Der Bau begann 1763 unter der Leitung des Marschalls Wilhelm von Schaumburg-Lippe, nachdem die spanischen Streitkräfte während einer Belagerung 1658 die strategische Bedeutung des Hügels demonstriert hatten. Die Festung wurde in dieser Zeit an den Grenzkonflikt zwischen Portugal und Spanien angepasst.

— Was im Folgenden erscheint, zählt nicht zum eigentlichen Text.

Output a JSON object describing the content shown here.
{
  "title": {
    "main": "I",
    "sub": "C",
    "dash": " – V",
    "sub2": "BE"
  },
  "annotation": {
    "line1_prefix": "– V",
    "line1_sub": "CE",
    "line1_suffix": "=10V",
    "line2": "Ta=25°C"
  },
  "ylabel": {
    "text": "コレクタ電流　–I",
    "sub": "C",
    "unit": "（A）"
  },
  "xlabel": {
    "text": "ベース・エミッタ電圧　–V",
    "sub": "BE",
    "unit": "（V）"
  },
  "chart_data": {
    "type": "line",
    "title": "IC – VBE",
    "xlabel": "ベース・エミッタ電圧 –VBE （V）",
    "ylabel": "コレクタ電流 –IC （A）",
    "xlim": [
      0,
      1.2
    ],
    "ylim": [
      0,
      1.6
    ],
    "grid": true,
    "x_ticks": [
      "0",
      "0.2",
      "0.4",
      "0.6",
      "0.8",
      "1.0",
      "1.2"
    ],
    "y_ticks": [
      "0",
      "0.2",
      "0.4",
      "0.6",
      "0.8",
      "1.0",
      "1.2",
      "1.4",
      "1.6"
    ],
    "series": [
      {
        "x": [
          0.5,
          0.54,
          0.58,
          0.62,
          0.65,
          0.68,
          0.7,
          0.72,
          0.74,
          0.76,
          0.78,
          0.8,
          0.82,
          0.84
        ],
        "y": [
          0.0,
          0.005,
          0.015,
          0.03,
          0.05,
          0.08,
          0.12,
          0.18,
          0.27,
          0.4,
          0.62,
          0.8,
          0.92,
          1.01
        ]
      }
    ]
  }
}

Die zentrale Kapelle mit ihrem dekorierten Altar und das Gouverneurshaus im Rundturm zeigen die portugiesische Militärarchitektur des 18. Jahrhunderts. Diese Räume waren Orte der täglichen Routine für Soldaten und Offiziere, die hier stationierten.
Der beste Zugang zur Festung erfolgt durch das Dragon Gate, das als einziger Eingang zum Komplex dient und zum Ausgangspunkt für die Erkundung der Anlage wird. Besucher sollten festes Schuhwerk tragen, da das Gelände uneben ist und die Trittsicherheit wichtig ist.
Die Festung wurde während ihrer gesamten operativen Zeit nie besiegt und stand als Symbol der Widerstandsfähigkeit gegen äußere Angriffe. Dieser Status der Unzerstörbarkeit machte sie zu einem Wahrzeichen der portugiesischen Grenzverteidigung.